Blagnac, Pibrac, Plaisance-du-Touch ou Saint-Alban… Plusieurs candidats aux dernières élections municipales ont déposé un recours au tribunal administratif visant à faire annuler un scrutin qu’ils jugent faussé par le contexte sanitaire.
Le premier tour des élections municipales 2020 s’est tenu, au seuil d’une crise sanitaire majeure, dans un contexte exceptionnel. Arguant d’un taux d’abstention record pour un scrutin local, quatre candidats dans des communes de la métropole, où le maire a été élu au premier tour, ont déposé une ”protestation électorale” auprès du tribunal administratif de Toulouse pour en demander l’annulation.
« Les informations contradictoires qui circulaient la veille du scrutin ont dissuadé les votants de se déplacer », revendique Pascal Barbier, candidat battu par 82 voix d’écart à Plaisance-du-Touch. « Le taux de participation est de 39 % au lieu de près de 60 % habituellement. Cette élection n’est pas représentative », ajoute-t-il. Même si celui-ci ne souhaite pas dévaloriser le geste de ceux qui ont participé au vote, il a choisi de déposer un recours dès le jeudi suivant. Pour lui, l’élection n’aurait d’ailleurs pas dû se tenir dans les circonstances où elles ont eu lieu : « Le gouvernement a mis la vie et la santé de millions de personnes en danger. » Pour preuve, celui-ci rappelle que trois personnes parmi les assesseurs de sa commune ont été diagnostiquées positives au virus suite à l’élection.
L’argument principal qui étaye sa requête, comme celle des autres candidats malheureux, est celui de l’insincérité du scrutin. Pascal Barbier a d’ailleurs prévu de joindre au dossier de nombreuses attestations de citoyens qui déclarent ne pas s’être rendus aux urnes le dimanche 15 mars, par crainte du virus. Des témoignages également recueillis par les autres requérants. « J’ai reçu des appels d’électeurs qui avaient la peur au ventre et qui n’ont pas osé aller voter », confirme Raymond-Roger Stramare, le maire sortant de Saint-Alban qui briguait un neuvième mandat et a manqué sa réélection pour 25 voix. À Blagnac, la situation aurait même était aggravée par la publication d’un article paru dans La Dépêche du Midi, le dimanche 15 mars à 15h50, qui faisait état de la contamination au Covid-19 d’un adjoint au maire. « Cela a évidemment alimenté la psychose », affirme Marc Pozza qui a obtenu 23,7 % des suffrages et qui a également déposé un recours pour contester l’élection au premier tour de Joseph Carles, l’édile sortant.

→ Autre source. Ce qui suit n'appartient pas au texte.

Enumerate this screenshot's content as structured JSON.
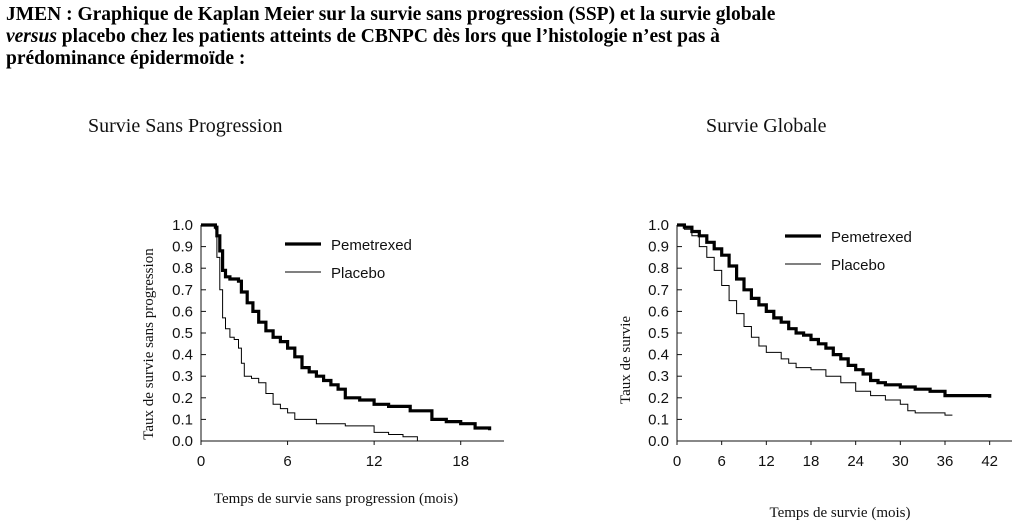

Du côté des maires élus au premier tour, l’incompréhension domine. « Nous n’avons pas vraiment compris cette démarche. À Pibrac, nous avons été élus avec plus de 1 000 voix d’écart et la participation avoisine les 55 % », s’étonne Camille Pouponneau, élue dès le premier tour. Pour elle, l’élection s’est tenue, localement, dans le respect des directives et des recommandations du gouvernement. « Le maire déclarait lui-même que toutes les conditions étaient réunies », rappelle-t-elle.
Philippe Guyot, réélu à Plaisance-du-Touch, abonde également ce sens : « Au regard de la loi, l’élection est acquise. Que ce soit d’une ou de 1 000 voix. Bien sûr que la situation était particulière, mais elle l’était aussi en raison du faible nombre de listes. Quand à faire valoir le fait que les électeurs qui ne se sont pas déplacés, auraient voté pour Pascal Barbier, cela me semble compliqué. »
Tous deux déplorent également une requête inopportune en période de crise et à l’heure de préparer la mise en œuvre des projets pour lesquels ils ont été élus. « Pour le moment, il faut laisser faire la justice. Si nous devions repartir en campagne, nous repartirions. Mais ce serait dommage car nous perdrions du temps sur beaucoup de sujets », précise le maire réélu de Plaisance-du-Touch.
Le délai de dépôt des protestations électorales ayant été prorogé jusqu’à la promulgation du décret de convocation du nouveau scrutin, d’autres candidats peuvent encore engager des procédures similaires. De même, l’instruction des dossiers ne pourra pas se tenir avant cette date. Un sursis qui pourrait s’allonger car le 19 avril dernier, le Premier ministre Edouard Philippe a annoncé que le deuxième tour des élections municipales, initialement prévu pour le 21 juin, est susceptible d’être encore être différé. Sans plus de précision, celui-ci a seulement évoqué la perspective d’un déroulement « sûrement après l’été » et rappelé que la décision définitive ne serait officiellement annoncée que le 23 mai prochain. De quoi maintenir le suspens encore quelques mois, d’autant que « les règles changent de jours en jours », constate Pascal Barbier.